Net als in haar debuutroman Hier is alles veilig (2020), waarin een vrouw door Israël trekt op zoek naar haar verloren stiefzoon, combineert Van Offel een road novel met het thema moederschap. Alleen kiest Van Offel in De stem van Sulina niet voor fictie, maar voor autofictie.
Vanuit een knagende innerlijke onrust beslist de zwangere anonieme verteller – Van Offel zelf dus – samen met haar vriend de Donau af te reizen. In een kampeerbusje trekken ze van de bron van de rivier in het Zwarte Woud tot aan monding aan de Zwarte Zee, meer bepaald bij de vuurtoren van Sulina.
Over het opzet van de roman zegt de verteller zelf:
Ik wilde een boek schrijven als een rivier, bochtig, kronkelend, met stroomversnellingen en zijarmen waarin het water schijnbaar roerloos in het rivierbed ligt, en in dat boek zou ik onderzoeken wat het ruisen me probeerde te zeggen, maar wat is huis, maar wie is ik.

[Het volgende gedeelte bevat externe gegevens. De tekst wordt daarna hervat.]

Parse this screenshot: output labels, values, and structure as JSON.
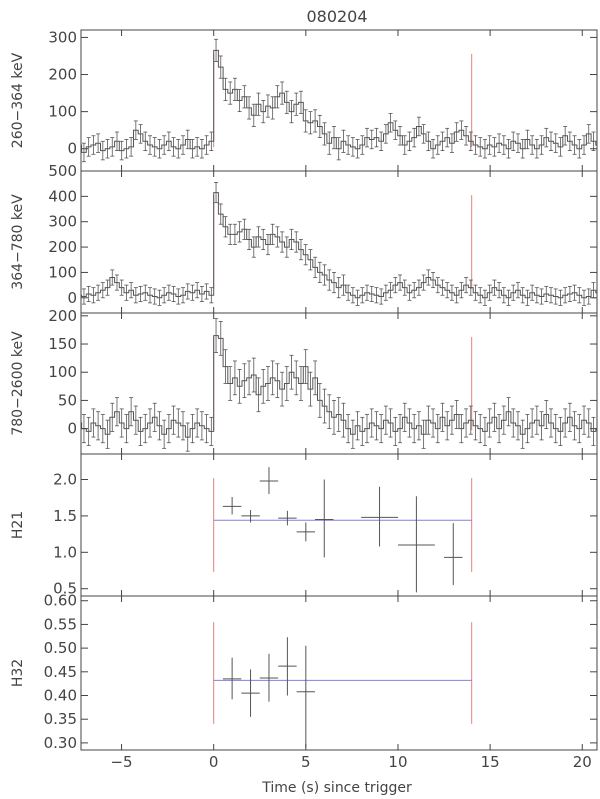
{
  "chart_data": {
    "type": "line",
    "title": "080204",
    "xlabel": "Time (s) since trigger",
    "xlim": [
      -7.2,
      20.8
    ],
    "x_ticks": [
      -5,
      0,
      5,
      10,
      15,
      20
    ],
    "x_tick_labels": [
      "−5",
      "0",
      "5",
      "10",
      "15",
      "20"
    ],
    "interval_markers": [
      0.0,
      14.0
    ],
    "colors": {
      "axes": "#444444",
      "data": "#555555",
      "marker": "#e08080",
      "mean": "#8080e0"
    },
    "panels": [
      {
        "ylabel": "260−364 keV",
        "ylim": [
          -60,
          320
        ],
        "y_ticks": [
          0,
          100,
          200,
          300
        ],
        "bin_width": 0.256,
        "values": [
          5,
          -10,
          20,
          10,
          -5,
          0,
          15,
          10,
          5,
          20,
          15,
          10,
          0,
          10,
          -10,
          5,
          10,
          15,
          -5,
          0,
          5,
          20,
          -5,
          0,
          5,
          50,
          40,
          20,
          10,
          5,
          0,
          10,
          20,
          5,
          0,
          10,
          25,
          0,
          5,
          0,
          10,
          20,
          265,
          220,
          160,
          150,
          160,
          130,
          140,
          110,
          90,
          120,
          100,
          115,
          110,
          140,
          150,
          125,
          100,
          120,
          125,
          75,
          70,
          75,
          60,
          40,
          15,
          30,
          0,
          20,
          10,
          5,
          0,
          10,
          30,
          25,
          30,
          20,
          40,
          70,
          50,
          35,
          10,
          20,
          30,
          60,
          40,
          20,
          0,
          10,
          20,
          30,
          15,
          45,
          50,
          35,
          20,
          10,
          5,
          0,
          10,
          5,
          15,
          10,
          0,
          20,
          15,
          0,
          25,
          10,
          0,
          10,
          30,
          20,
          15,
          5,
          35,
          20,
          10,
          0,
          10,
          40,
          20,
          10,
          35,
          15,
          30,
          10,
          -5,
          20,
          10,
          25,
          15,
          20,
          35,
          10,
          5,
          20,
          20,
          0,
          10,
          5,
          0,
          10
        ],
        "errors": [
          25,
          25,
          25,
          25,
          25,
          25,
          25,
          25,
          25,
          25,
          25,
          25,
          25,
          25,
          25,
          25,
          25,
          25,
          25,
          25,
          25,
          25,
          25,
          25,
          25,
          25,
          25,
          25,
          25,
          25,
          25,
          25,
          25,
          25,
          25,
          25,
          25,
          25,
          25,
          25,
          25,
          25,
          30,
          30,
          30,
          30,
          30,
          30,
          30,
          30,
          30,
          30,
          30,
          30,
          30,
          30,
          30,
          30,
          30,
          30,
          30,
          30,
          30,
          30,
          30,
          30,
          30,
          30,
          30,
          30,
          25,
          25,
          25,
          25,
          25,
          25,
          25,
          25,
          25,
          25,
          25,
          25,
          25,
          25,
          25,
          25,
          25,
          25,
          25,
          25,
          25,
          25,
          25,
          25,
          25,
          25,
          25,
          25,
          25,
          25,
          25,
          25,
          25,
          25,
          25,
          25,
          25,
          25,
          25,
          25,
          25,
          25,
          25,
          25,
          25,
          25,
          25,
          25,
          25,
          25,
          25,
          25,
          25,
          25,
          25,
          25,
          25,
          25,
          25,
          25,
          25,
          25,
          25,
          25,
          25,
          25,
          25,
          25,
          25,
          25,
          25,
          25,
          25,
          25
        ]
      },
      {
        "ylabel": "364−780 keV",
        "ylim": [
          -60,
          500
        ],
        "y_ticks": [
          0,
          100,
          200,
          300,
          400,
          500
        ],
        "bin_width": 0.256,
        "values": [
          0,
          10,
          20,
          15,
          30,
          25,
          20,
          30,
          25,
          20,
          15,
          20,
          0,
          10,
          5,
          15,
          10,
          20,
          30,
          40,
          80,
          60,
          40,
          20,
          30,
          10,
          15,
          20,
          10,
          5,
          0,
          10,
          20,
          15,
          5,
          10,
          25,
          20,
          30,
          15,
          25,
          10,
          415,
          330,
          280,
          250,
          250,
          260,
          270,
          230,
          200,
          240,
          230,
          210,
          250,
          240,
          220,
          200,
          230,
          220,
          190,
          170,
          150,
          120,
          100,
          90,
          70,
          60,
          40,
          50,
          20,
          10,
          0,
          10,
          20,
          15,
          10,
          5,
          20,
          30,
          50,
          60,
          40,
          20,
          30,
          40,
          60,
          80,
          70,
          50,
          40,
          30,
          20,
          10,
          30,
          50,
          40,
          20,
          10,
          0,
          20,
          40,
          30,
          10,
          0,
          20,
          30,
          10,
          0,
          20,
          10,
          5,
          15,
          10,
          5,
          0,
          10,
          15,
          20,
          10,
          0,
          5,
          30,
          20,
          10,
          0,
          10,
          20,
          15,
          5,
          10,
          30,
          20,
          10,
          20,
          15,
          10,
          20,
          0,
          10,
          5,
          15,
          10,
          5
        ],
        "errors": [
          30,
          30,
          30,
          30,
          30,
          30,
          30,
          30,
          30,
          30,
          30,
          30,
          30,
          30,
          30,
          30,
          30,
          30,
          30,
          30,
          30,
          30,
          30,
          30,
          30,
          30,
          30,
          30,
          30,
          30,
          30,
          30,
          30,
          30,
          30,
          30,
          30,
          30,
          30,
          30,
          30,
          30,
          40,
          40,
          40,
          40,
          40,
          40,
          40,
          40,
          40,
          40,
          40,
          40,
          40,
          40,
          40,
          40,
          40,
          40,
          40,
          40,
          40,
          40,
          40,
          40,
          40,
          40,
          40,
          40,
          30,
          30,
          30,
          30,
          30,
          30,
          30,
          30,
          30,
          30,
          30,
          30,
          30,
          30,
          30,
          30,
          30,
          30,
          30,
          30,
          30,
          30,
          30,
          30,
          30,
          30,
          30,
          30,
          30,
          30,
          30,
          30,
          30,
          30,
          30,
          30,
          30,
          30,
          30,
          30,
          30,
          30,
          30,
          30,
          30,
          30,
          30,
          30,
          30,
          30,
          30,
          30,
          30,
          30,
          30,
          30,
          30,
          30,
          30,
          30,
          30,
          30,
          30,
          30,
          30,
          30,
          30,
          30,
          30,
          30,
          30,
          30,
          30,
          30
        ]
      },
      {
        "ylabel": "780−2600 keV",
        "ylim": [
          -45,
          205
        ],
        "y_ticks": [
          0,
          50,
          100,
          150,
          200
        ],
        "bin_width": 0.256,
        "values": [
          0,
          10,
          -5,
          15,
          30,
          5,
          -10,
          0,
          5,
          10,
          0,
          -5,
          15,
          10,
          0,
          -5,
          10,
          5,
          0,
          -10,
          20,
          30,
          10,
          0,
          30,
          15,
          -5,
          0,
          10,
          20,
          5,
          -10,
          0,
          15,
          10,
          5,
          -15,
          0,
          10,
          5,
          0,
          -5,
          165,
          160,
          110,
          80,
          90,
          75,
          85,
          90,
          95,
          60,
          75,
          80,
          90,
          85,
          70,
          80,
          100,
          90,
          80,
          110,
          70,
          90,
          50,
          40,
          30,
          20,
          25,
          15,
          0,
          -10,
          5,
          -5,
          0,
          10,
          5,
          0,
          15,
          10,
          -5,
          0,
          20,
          10,
          0,
          5,
          -10,
          15,
          10,
          0,
          20,
          5,
          15,
          25,
          0,
          10,
          15,
          5,
          0,
          -5,
          10,
          20,
          0,
          15,
          30,
          10,
          5,
          -10,
          0,
          10,
          15,
          5,
          25,
          10,
          0,
          -5,
          10,
          20,
          5,
          0,
          15,
          10,
          -5,
          0,
          10,
          5,
          15,
          20,
          0,
          10,
          5,
          -10,
          10,
          0,
          20,
          15,
          5,
          0,
          10,
          20,
          15,
          25,
          20,
          30
        ],
        "errors": [
          25,
          25,
          25,
          25,
          25,
          25,
          25,
          25,
          25,
          25,
          25,
          25,
          25,
          25,
          25,
          25,
          25,
          25,
          25,
          25,
          25,
          25,
          25,
          25,
          25,
          25,
          25,
          25,
          25,
          25,
          25,
          25,
          25,
          25,
          25,
          25,
          25,
          25,
          25,
          25,
          25,
          25,
          30,
          30,
          30,
          30,
          30,
          30,
          30,
          30,
          30,
          30,
          30,
          30,
          30,
          30,
          30,
          30,
          30,
          30,
          30,
          30,
          30,
          30,
          30,
          30,
          30,
          30,
          30,
          30,
          25,
          25,
          25,
          25,
          25,
          25,
          25,
          25,
          25,
          25,
          25,
          25,
          25,
          25,
          25,
          25,
          25,
          25,
          25,
          25,
          25,
          25,
          25,
          25,
          25,
          25,
          25,
          25,
          25,
          25,
          25,
          25,
          25,
          25,
          25,
          25,
          25,
          25,
          25,
          25,
          25,
          25,
          25,
          25,
          25,
          25,
          25,
          25,
          25,
          25,
          25,
          25,
          25,
          25,
          25,
          25,
          25,
          25,
          25,
          25,
          25,
          25,
          25,
          25,
          25,
          25,
          25,
          25,
          25,
          25,
          25,
          25,
          25,
          25
        ]
      },
      {
        "ylabel": "H21",
        "ylim": [
          0.4,
          2.35
        ],
        "y_ticks": [
          0.5,
          1.0,
          1.5,
          2.0
        ],
        "y_tick_labels": [
          "0.5",
          "1.0",
          "1.5",
          "2.0"
        ],
        "mean": 1.44,
        "points": [
          {
            "x": 1.0,
            "x_lo": 0.5,
            "x_hi": 1.5,
            "y": 1.63,
            "y_lo": 1.52,
            "y_hi": 1.76
          },
          {
            "x": 2.0,
            "x_lo": 1.5,
            "x_hi": 2.5,
            "y": 1.5,
            "y_lo": 1.41,
            "y_hi": 1.58
          },
          {
            "x": 3.0,
            "x_lo": 2.5,
            "x_hi": 3.5,
            "y": 1.98,
            "y_lo": 1.8,
            "y_hi": 2.17
          },
          {
            "x": 4.0,
            "x_lo": 3.5,
            "x_hi": 4.5,
            "y": 1.47,
            "y_lo": 1.37,
            "y_hi": 1.57
          },
          {
            "x": 5.0,
            "x_lo": 4.5,
            "x_hi": 5.5,
            "y": 1.28,
            "y_lo": 1.15,
            "y_hi": 1.41
          },
          {
            "x": 6.0,
            "x_lo": 5.5,
            "x_hi": 6.5,
            "y": 1.45,
            "y_lo": 0.93,
            "y_hi": 2.0
          },
          {
            "x": 9.0,
            "x_lo": 8.0,
            "x_hi": 10.0,
            "y": 1.48,
            "y_lo": 1.08,
            "y_hi": 1.9
          },
          {
            "x": 11.0,
            "x_lo": 10.0,
            "x_hi": 12.0,
            "y": 1.1,
            "y_lo": 0.45,
            "y_hi": 1.77
          },
          {
            "x": 13.0,
            "x_lo": 12.5,
            "x_hi": 13.5,
            "y": 0.93,
            "y_lo": 0.55,
            "y_hi": 1.4
          }
        ]
      },
      {
        "ylabel": "H32",
        "ylim": [
          0.285,
          0.61
        ],
        "y_ticks": [
          0.3,
          0.35,
          0.4,
          0.45,
          0.5,
          0.55,
          0.6
        ],
        "y_tick_labels": [
          "0.30",
          "0.35",
          "0.40",
          "0.45",
          "0.50",
          "0.55",
          "0.60"
        ],
        "mean": 0.432,
        "points": [
          {
            "x": 1.0,
            "x_lo": 0.5,
            "x_hi": 1.5,
            "y": 0.435,
            "y_lo": 0.392,
            "y_hi": 0.48
          },
          {
            "x": 2.0,
            "x_lo": 1.5,
            "x_hi": 2.5,
            "y": 0.405,
            "y_lo": 0.355,
            "y_hi": 0.455
          },
          {
            "x": 3.0,
            "x_lo": 2.5,
            "x_hi": 3.5,
            "y": 0.437,
            "y_lo": 0.387,
            "y_hi": 0.488
          },
          {
            "x": 4.0,
            "x_lo": 3.5,
            "x_hi": 4.5,
            "y": 0.462,
            "y_lo": 0.4,
            "y_hi": 0.523
          },
          {
            "x": 5.0,
            "x_lo": 4.5,
            "x_hi": 5.5,
            "y": 0.408,
            "y_lo": 0.29,
            "y_hi": 0.505
          }
        ]
      }
    ]
  }
}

Terwijl het kampeerbusje langs de oevers van de Donau slingert, neemt Van Offel de lezer mee op een tocht die meandert langs denkers, dichters en schrijvers, gaande van Martin Heidegger tot Paul Celan en van Claudio Magris tot Hélène Cixous. Ook verhalen over riviergodinnen, bosgeesten, waternimfen en tal van mythologische figuren passeren de revue. Net als het verhaal van de Litouwse archeologe Marija Gimbutas. Zij liet niet alleen vrouwenbeeldjes opgraven uit het slijk van de Donau, maar schreef ook een nieuw oorsprongsverhaal voor Europa, maar dan vanuit een vrouwelijk perspectief.

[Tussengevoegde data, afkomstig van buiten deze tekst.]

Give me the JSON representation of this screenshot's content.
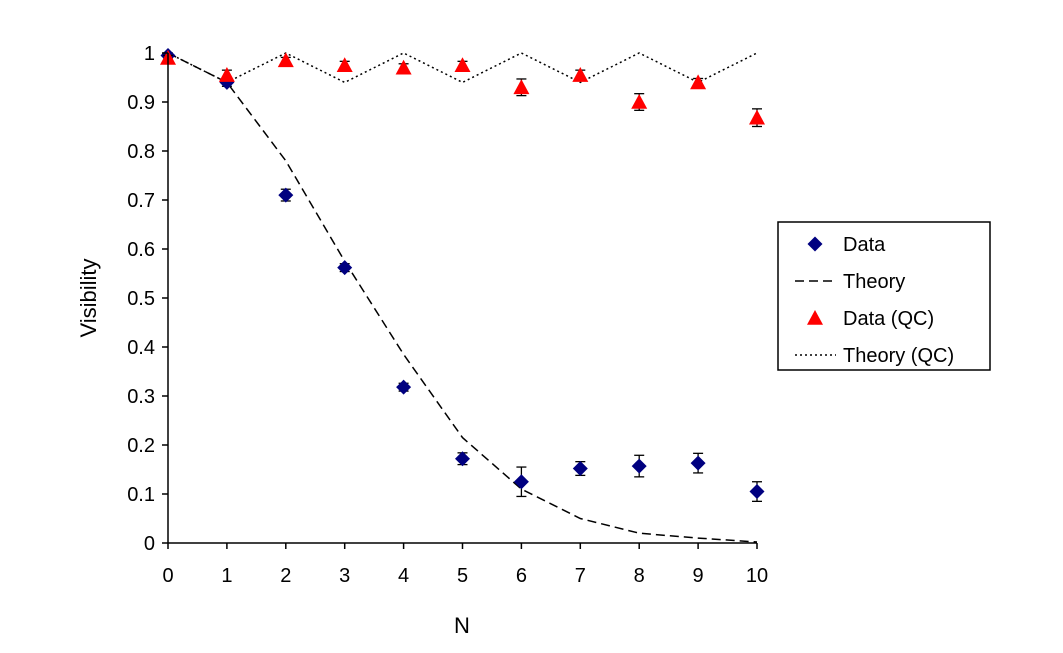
{
  "chart_data": {
    "type": "scatter",
    "xlabel": "N",
    "ylabel": "Visibility",
    "xlim": [
      0,
      10
    ],
    "ylim": [
      0,
      1
    ],
    "x_ticks": [
      "0",
      "1",
      "2",
      "3",
      "4",
      "5",
      "6",
      "7",
      "8",
      "9",
      "10"
    ],
    "y_ticks": [
      "0",
      "0.1",
      "0.2",
      "0.3",
      "0.4",
      "0.5",
      "0.6",
      "0.7",
      "0.8",
      "0.9",
      "1"
    ],
    "grid": false,
    "legend_position": "right",
    "series": [
      {
        "name": "Data",
        "kind": "markers",
        "marker": "diamond",
        "color": "#000080",
        "x": [
          0,
          1,
          2,
          3,
          4,
          5,
          6,
          7,
          8,
          9,
          10
        ],
        "y": [
          0.995,
          0.94,
          0.71,
          0.562,
          0.318,
          0.172,
          0.125,
          0.152,
          0.157,
          0.163,
          0.105
        ],
        "err": [
          0.005,
          0.008,
          0.012,
          0.008,
          0.008,
          0.012,
          0.03,
          0.014,
          0.022,
          0.02,
          0.02
        ]
      },
      {
        "name": "Theory",
        "kind": "line",
        "dash": "dashed",
        "color": "#000000",
        "x": [
          0,
          1,
          2,
          3,
          4,
          5,
          6,
          7,
          8,
          9,
          10
        ],
        "y": [
          1.0,
          0.94,
          0.78,
          0.575,
          0.385,
          0.215,
          0.11,
          0.05,
          0.02,
          0.01,
          0.002
        ]
      },
      {
        "name": "Data (QC)",
        "kind": "markers",
        "marker": "triangle",
        "color": "#ff0000",
        "x": [
          0,
          1,
          2,
          3,
          4,
          5,
          6,
          7,
          8,
          9,
          10
        ],
        "y": [
          0.99,
          0.955,
          0.985,
          0.975,
          0.97,
          0.975,
          0.93,
          0.955,
          0.9,
          0.94,
          0.868
        ],
        "err": [
          0.005,
          0.01,
          0.006,
          0.008,
          0.008,
          0.008,
          0.017,
          0.01,
          0.017,
          0.008,
          0.018
        ]
      },
      {
        "name": "Theory (QC)",
        "kind": "line",
        "dash": "dotted",
        "color": "#000000",
        "x": [
          0,
          1,
          2,
          3,
          4,
          5,
          6,
          7,
          8,
          9,
          10
        ],
        "y": [
          1.0,
          0.94,
          1.0,
          0.94,
          1.0,
          0.94,
          1.0,
          0.94,
          1.0,
          0.94,
          1.0
        ]
      }
    ]
  }
}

Van Offel vervlecht haar eigen vragen en zoektocht als (zwangere) vrouw en als moeder met dat historische klankbord aan verhalen en stemmen. Die zoektocht is zelden rechtlijnig of gestructureerd, maar eerder onzeker, bochtig en morsig.

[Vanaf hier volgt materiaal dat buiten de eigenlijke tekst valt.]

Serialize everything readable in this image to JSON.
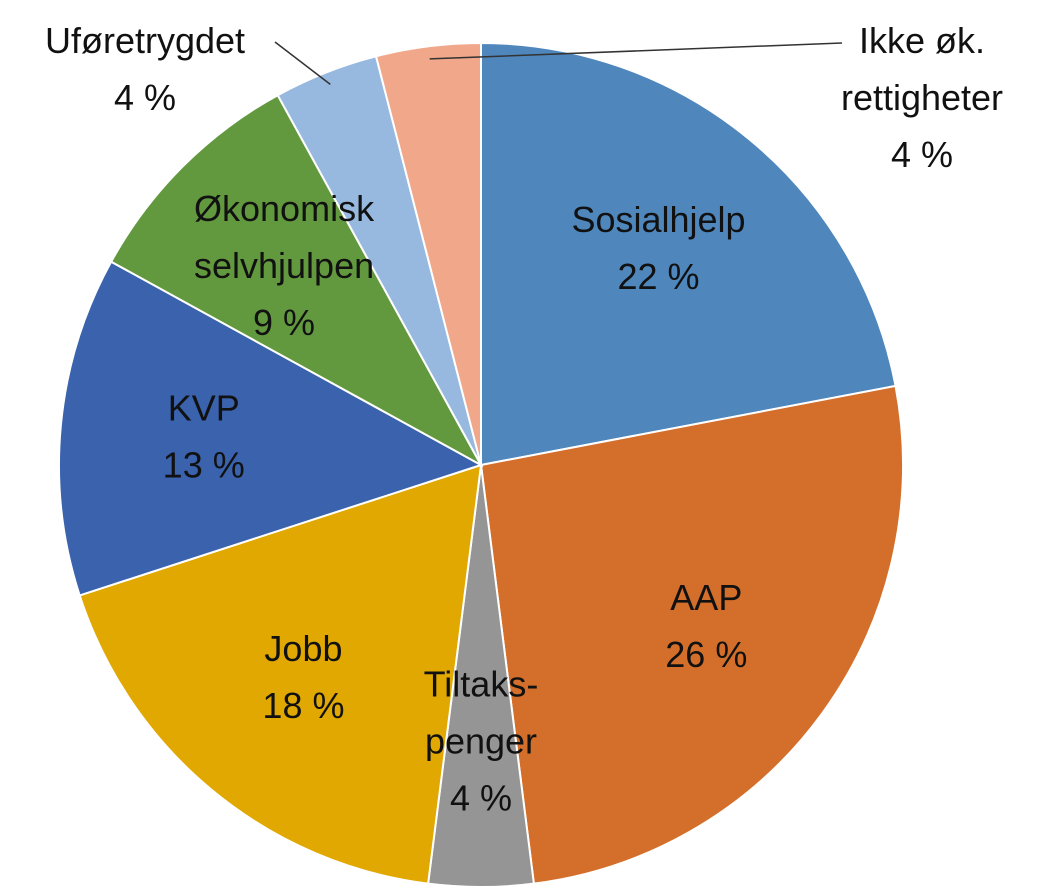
{
  "chart_data": {
    "type": "pie",
    "categories": [
      [
        "Sosialhjelp"
      ],
      [
        "AAP"
      ],
      [
        "Tiltaks-",
        "penger"
      ],
      [
        "Jobb"
      ],
      [
        "KVP"
      ],
      [
        "Økonomisk",
        "selvhjulpen"
      ],
      [
        "Uføretrygdet"
      ],
      [
        "Ikke øk.",
        "rettigheter"
      ]
    ],
    "values": [
      22,
      26,
      4,
      18,
      13,
      9,
      4,
      4
    ],
    "value_labels": [
      "22 %",
      "26 %",
      "4 %",
      "18 %",
      "13 %",
      "9 %",
      "4 %",
      "4 %"
    ],
    "colors": [
      "#4f87bd",
      "#d36f2b",
      "#959595",
      "#e0a800",
      "#3a62ad",
      "#62993e",
      "#97b9e0",
      "#f1a78a"
    ]
  }
}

Die morsigheid zit zeker ook in de erg expliciete beschrijving van de bevalling die het boek in het midden wat doet kantelen. Nadien combineert de verteller de zorg voor een pasgeboren baby met het afwerken van haar roman en dus ook met het hervinden van haar stem als auteur. Dat heeft meteen ook een impact op de taal en op het verhaal:
De tekst is vloeibaar, een lichamelijke uitscheiding, net zoals bloed- en slijmverlies.
Ja, af en toe dreig je als lezer wat te verdrinken in het veelvoud van metaforen en de zware symboliek en hier en daar lonkt de zweverigheid, maar de associatieve stijl en de bijna lichamelijke taal stuwen de lezer verder in een verhaal dat door zijn rijkdom nog een tijdje blijft nagalmen, ook na pagina 222.
Maarten De Rijk
Anneleen Van Offel – De stem van Sulina. De Arbeiderspers, Amsterdam. 222 blz. € 22,99.